Rather, children’s noise is a sign of life within a parish. Moreover, it is written in the scriptures, “On the lips of infants and babes, O Lord, you have found perfect praise to silence the foe and the avenger!” I ask that everyone make an extra effort to be welcoming and patient with young children. St. John Bosco says, “It is always easier to get angry with a child than to show patience!” Let us imitate the example of Jesus who is patient with us and who said, “Let the little children come to me and do not hinder them!”
Change: Change is difficult for many people, but change can also be a good thing. I wish to announce a few changes here at St. Ignatius that will be happening in the near future. First, there will be a change in faces around St. I’s. As announced at last weekend’s Masses, Father Christian Cone-Lombarte has been appointed as the new parochial vicar here, effective July 1, 2021. He has been ordained two years and has been serving in the Fort Recovery Cluster in the northern part of the Archdiocese.
I have been blessed to have the companionship of Fathers Ethan Moore and Chris Komoroski at the rectory this year; however, sometime this week, they will take up residence at Sacred Heart Church in Camp Washington. The Archbishop wanted them to live closer to the campus of the University of Cincinnati. Furthermore, in addition to St. Monica-St. George and Holy Name Church, they have also been asked to shepherd Annunciation Church in Clifton. Please pray for them as they continue their important ministry to young people.
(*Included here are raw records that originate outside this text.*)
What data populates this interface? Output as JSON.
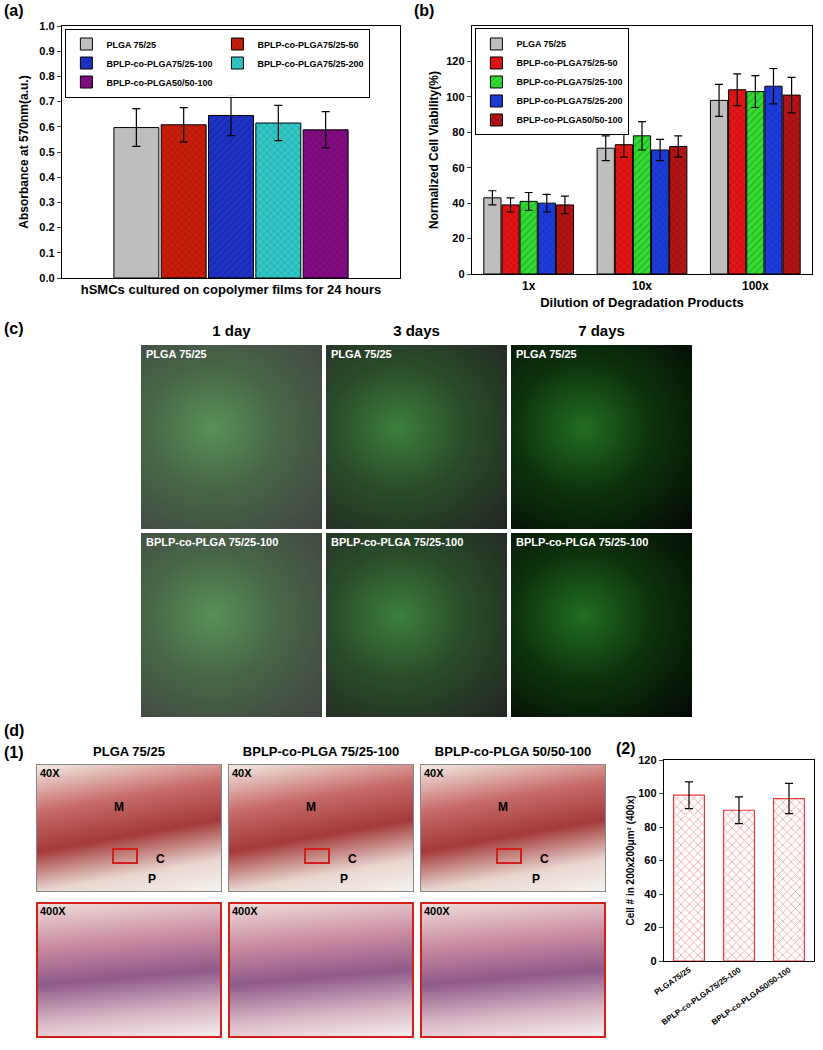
{
  "chart_data": [
    {
      "type": "bar",
      "panel_label": "(a)",
      "x_label": "hSMCs cultured on copolymer films for 24 hours",
      "y_label": "Absorbance at 570nm(a.u.)",
      "categories": [
        null
      ],
      "series": [
        {
          "name": "PLGA 75/25",
          "color": "#bebebe",
          "values": [
            0.597
          ],
          "errors": [
            0.075
          ]
        },
        {
          "name": "BPLP-co-PLGA75/25-50",
          "color": "#c81e0a",
          "values": [
            0.608
          ],
          "errors": [
            0.068
          ]
        },
        {
          "name": "BPLP-co-PLGA75/25-100",
          "color": "#1e32c8",
          "values": [
            0.645
          ],
          "errors": [
            0.08
          ]
        },
        {
          "name": "BPLP-co-PLGA75/25-200",
          "color": "#32c8c8",
          "values": [
            0.615
          ],
          "errors": [
            0.07
          ]
        },
        {
          "name": "BPLP-co-PLGA50/50-100",
          "color": "#820a82",
          "values": [
            0.588
          ],
          "errors": [
            0.072
          ]
        }
      ],
      "ylim": [
        0,
        1.0
      ],
      "yticks": [
        {
          "value": 0,
          "label": "0.0"
        },
        {
          "value": 0.1,
          "label": "0.1"
        },
        {
          "value": 0.2,
          "label": "0.2"
        },
        {
          "value": 0.3,
          "label": "0.3"
        },
        {
          "value": 0.4,
          "label": "0.4"
        },
        {
          "value": 0.5,
          "label": "0.5"
        },
        {
          "value": 0.6,
          "label": "0.6"
        },
        {
          "value": 0.7,
          "label": "0.7"
        },
        {
          "value": 0.8,
          "label": "0.8"
        },
        {
          "value": 0.9,
          "label": "0.9"
        },
        {
          "value": 1.0,
          "label": "1.0"
        }
      ],
      "legend": "top left",
      "tick_labels": "y",
      "grid": false
    },
    {
      "type": "bar",
      "panel_label": "(b)",
      "x_label": "Dilution of Degradation Products",
      "y_label": "Normalized Cell Viability(%)",
      "categories": [
        "1x",
        "10x",
        "100x"
      ],
      "series": [
        {
          "name": "PLGA 75/25",
          "color": "#bebebe",
          "values": [
            43,
            71,
            98
          ],
          "errors": [
            4,
            7,
            9
          ]
        },
        {
          "name": "BPLP-co-PLGA75/25-50",
          "color": "#e61414",
          "values": [
            39,
            73,
            104
          ],
          "errors": [
            4,
            7,
            9
          ]
        },
        {
          "name": "BPLP-co-PLGA75/25-100",
          "color": "#32dc32",
          "values": [
            41,
            78,
            103
          ],
          "errors": [
            5,
            8,
            9
          ]
        },
        {
          "name": "BPLP-co-PLGA75/25-200",
          "color": "#1e3cdc",
          "values": [
            40,
            70,
            106
          ],
          "errors": [
            5,
            6,
            10
          ]
        },
        {
          "name": "BPLP-co-PLGA50/50-100",
          "color": "#b41414",
          "values": [
            39,
            72,
            101
          ],
          "errors": [
            5,
            6,
            10
          ]
        }
      ],
      "ylim": [
        0,
        140
      ],
      "yticks": [
        0,
        20,
        40,
        60,
        80,
        100,
        120
      ],
      "legend": "top left",
      "grid": false
    },
    {
      "type": "bar",
      "panel_label": "(2)",
      "y_label": "Cell # in 200x200μm² (400x)",
      "categories": [
        "PLGA75/25",
        "BPLP-co-PLGA75/25-100",
        "BPLP-co-PLGA50/50-100"
      ],
      "values": [
        99,
        90,
        97
      ],
      "errors": [
        8,
        8,
        9
      ],
      "color": "#e8383d",
      "ylim": [
        0,
        120
      ],
      "yticks": [
        0,
        20,
        40,
        60,
        80,
        100,
        120
      ],
      "grid": false
    }
  ],
  "micrographs": {
    "label": "(c)",
    "columns": [
      "1 day",
      "3 days",
      "7 days"
    ],
    "rows": [
      "PLGA 75/25",
      "BPLP-co-PLGA 75/25-100"
    ]
  },
  "histology": {
    "label": "(d)",
    "sublabel": "(1)",
    "columns": [
      "PLGA 75/25",
      "BPLP-co-PLGA 75/25-100",
      "BPLP-co-PLGA 50/50-100"
    ],
    "magnifications": [
      "40X",
      "400X"
    ],
    "regions": [
      "M",
      "C",
      "P"
    ]
  }
}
This summer two seminarians will live with me: Deacon Jacob Lindle, who is from a large Westside Cincinnati family, and Benj Klare, one of our own parishioners. Another seminarian from our parish, Joey Graff, will likely work with our maintenance crew on our parish grounds. Let’s support these young men in their vocations with our prayers.
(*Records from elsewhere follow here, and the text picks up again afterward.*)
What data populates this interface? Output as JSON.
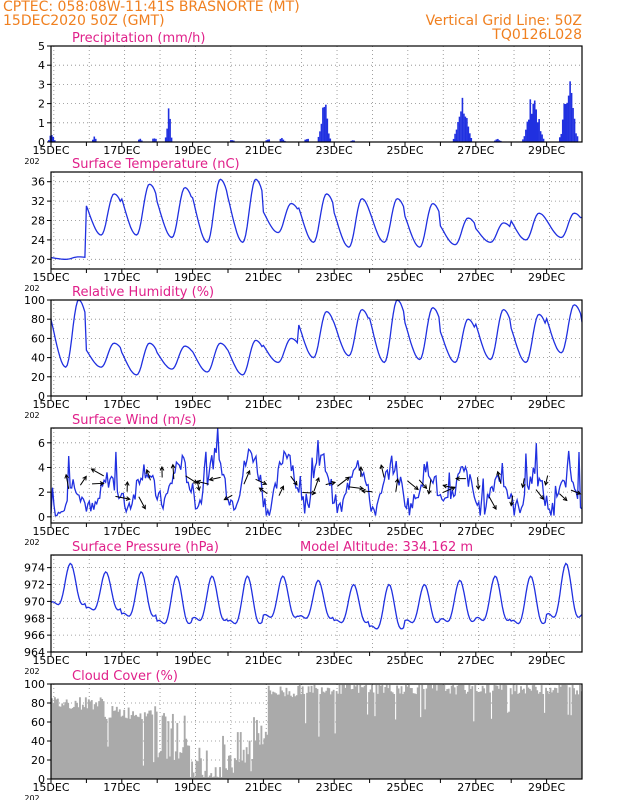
{
  "header": {
    "line1_left": "CPTEC:   058:08W-11:41S   BRASNORTE (MT)",
    "line2_left": "15DEC2020 50Z (GMT)",
    "line1_right": "Vertical Grid Line: 50Z",
    "line2_right": "TQ0126L028"
  },
  "colors": {
    "header": "#f08020",
    "title": "#e0208a",
    "line": "#2030e0",
    "cloud": "#aaaaaa",
    "arrow": "#000000"
  },
  "x_tick_labels": [
    "15DEC",
    "17DEC",
    "19DEC",
    "21DEC",
    "23DEC",
    "25DEC",
    "27DEC",
    "29DEC"
  ],
  "x_tick_fragment": "202",
  "panels": {
    "precip": {
      "title": "Precipitation (mm/h)",
      "ylim": [
        0,
        5
      ],
      "yticks": [
        0,
        1,
        2,
        3,
        4,
        5
      ],
      "type": "bar",
      "events": [
        {
          "day": 15.0,
          "peak": 0.6,
          "width": 0.05
        },
        {
          "day": 16.2,
          "peak": 0.3,
          "width": 0.05
        },
        {
          "day": 17.5,
          "peak": 0.2,
          "width": 0.05
        },
        {
          "day": 17.9,
          "peak": 0.3,
          "width": 0.05
        },
        {
          "day": 18.3,
          "peak": 1.8,
          "width": 0.04
        },
        {
          "day": 20.1,
          "peak": 0.15,
          "width": 0.05
        },
        {
          "day": 21.1,
          "peak": 0.2,
          "width": 0.05
        },
        {
          "day": 21.5,
          "peak": 0.3,
          "width": 0.05
        },
        {
          "day": 22.2,
          "peak": 0.25,
          "width": 0.05
        },
        {
          "day": 22.7,
          "peak": 2.5,
          "width": 0.08
        },
        {
          "day": 23.5,
          "peak": 0.15,
          "width": 0.05
        },
        {
          "day": 26.4,
          "peak": 0.2,
          "width": 0.05
        },
        {
          "day": 26.6,
          "peak": 2.6,
          "width": 0.12
        },
        {
          "day": 27.6,
          "peak": 0.2,
          "width": 0.06
        },
        {
          "day": 28.6,
          "peak": 2.8,
          "width": 0.15
        },
        {
          "day": 29.6,
          "peak": 3.9,
          "width": 0.12
        }
      ]
    },
    "temp": {
      "title": "Surface Temperature (nC)",
      "ylim": [
        18,
        38
      ],
      "yticks": [
        20,
        24,
        28,
        32,
        36
      ],
      "type": "line",
      "max": [
        20.5,
        33.5,
        35.5,
        34.8,
        36.5,
        36.5,
        31.5,
        33.5,
        32.5,
        32.5,
        31.5,
        28.5,
        27.5,
        29.5,
        29.5,
        29.5
      ],
      "min": [
        20.0,
        25.0,
        25.0,
        24.5,
        23.5,
        23.5,
        25.5,
        23.5,
        22.5,
        23.5,
        22.5,
        23.0,
        23.5,
        24.0,
        24.5,
        26.5
      ]
    },
    "rh": {
      "title": "Relative Humidity (%)",
      "ylim": [
        0,
        100
      ],
      "yticks": [
        0,
        20,
        40,
        60,
        80,
        100
      ],
      "type": "line",
      "max": [
        100,
        55,
        55,
        52,
        55,
        58,
        60,
        88,
        90,
        100,
        92,
        80,
        90,
        85,
        95,
        88
      ],
      "min": [
        30,
        30,
        22,
        28,
        25,
        22,
        35,
        40,
        42,
        35,
        38,
        35,
        38,
        35,
        45,
        50
      ]
    },
    "wind": {
      "title": "Surface Wind (m/s)",
      "ylim": [
        -0.5,
        7.2
      ],
      "yticks": [
        0,
        2,
        4,
        6
      ],
      "type": "line",
      "base": [
        1.5,
        1.8,
        2.4,
        2.8,
        3.0,
        3.2,
        3.0,
        2.6,
        2.6,
        2.4,
        2.4,
        2.2,
        2.0,
        2.0,
        2.0,
        2.0
      ],
      "amp": [
        1.2,
        1.3,
        1.5,
        1.6,
        1.8,
        2.0,
        2.4,
        2.0,
        2.0,
        1.8,
        1.5,
        1.4,
        1.3,
        1.3,
        1.5,
        1.5
      ]
    },
    "pres": {
      "title": "Surface Pressure (hPa)",
      "ylim": [
        964,
        975.5
      ],
      "yticks": [
        964,
        966,
        968,
        970,
        972,
        974
      ],
      "type": "line",
      "max": [
        974.5,
        973.5,
        973.5,
        973.0,
        973.0,
        973.0,
        973.0,
        972.5,
        972.0,
        972.0,
        972.0,
        972.5,
        973.0,
        973.0,
        974.5,
        972.0
      ],
      "min": [
        968.0,
        967.5,
        966.5,
        965.5,
        966.0,
        965.5,
        966.5,
        966.5,
        966.0,
        965.0,
        966.0,
        966.0,
        966.0,
        965.5,
        966.0,
        967.0
      ]
    },
    "cloud": {
      "title": "Cloud Cover (%)",
      "ylim": [
        0,
        100
      ],
      "yticks": [
        0,
        20,
        40,
        60,
        80,
        100
      ],
      "type": "area",
      "segments": [
        {
          "start": 15.0,
          "end": 16.5,
          "level": 80
        },
        {
          "start": 16.5,
          "end": 18.0,
          "level": 70
        },
        {
          "start": 18.0,
          "end": 18.9,
          "level": 45
        },
        {
          "start": 18.9,
          "end": 19.2,
          "level": 10
        },
        {
          "start": 19.2,
          "end": 19.8,
          "level": 12
        },
        {
          "start": 19.8,
          "end": 20.7,
          "level": 25
        },
        {
          "start": 20.7,
          "end": 21.1,
          "level": 55
        },
        {
          "start": 21.1,
          "end": 22.0,
          "level": 92
        },
        {
          "start": 22.0,
          "end": 30.0,
          "level": 96
        }
      ]
    }
  },
  "model_altitude": "Model Altitude: 334.162 m"
}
There will also be some changes at Mass. As more people return to Mass, there is a need for greater capacity inside church. The parish has been unable to recruit enough volunteers to consistently staff overflow seating in Loyola Hall. After some discussion, recognizing that a greater number of people have been vaccinated, as well as people’s increasing confidence to venture out, and wanting to balance these factors with people’s continuing concern over the pandemic, the parish Worship Commission thought a possible solution would be to do the following, beginning the weekend of May 15-16:
The sections of church nearest the school and nearest I-74 will be “every row seating” and will be available to those who feel comfortable sitting every row. Masks and some social distancing are still required. Those who sit in those sections will form a procession at the time of Communion, exiting their pews to the left and moving to the right to receive Communion and to return to their pews. For those who do not feel comfortable in that seating arrangement, the large center sections of church will remain “every-other-row seating” and Communion will be distributed in the pews. More information will appear elsewhere in this bulletin and through the parish website, Flocknote, and social media outlets. Live-streaming of all Masses will continue.
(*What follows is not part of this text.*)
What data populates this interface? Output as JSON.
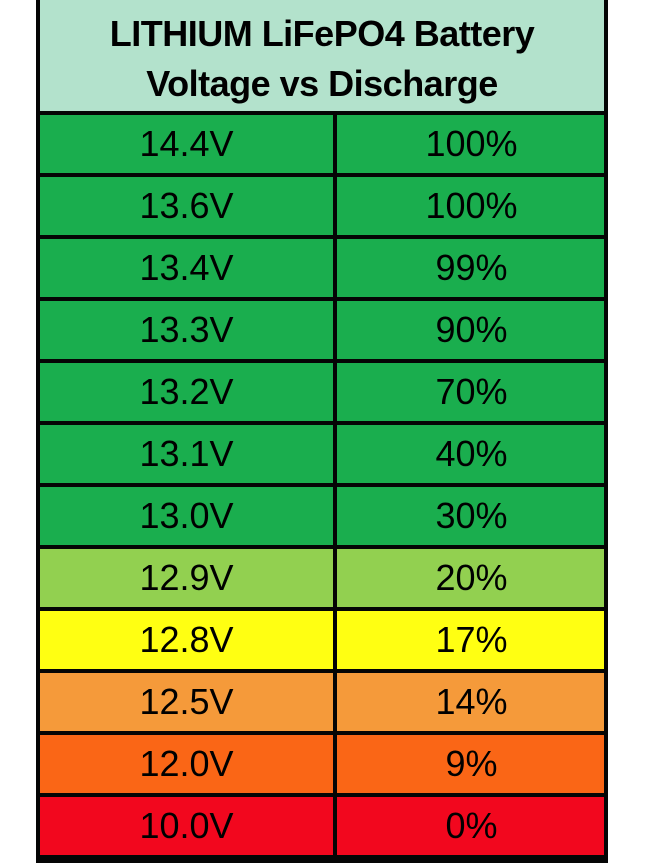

I am happy also to announce that parish music groups/choirs will resume at the end of May. Things will not be “full force” or may not be back to “normal”, but at least we will have a more “robust” group of voices making beautiful music for the Lord. Thank you for your understanding and patience.
Finally, on this Sixth Sunday of Easter, let us heed the words of our Second Reading: “Beloved, let us love one another, because love is of God; everyone who loves is begotten by God and knows God.”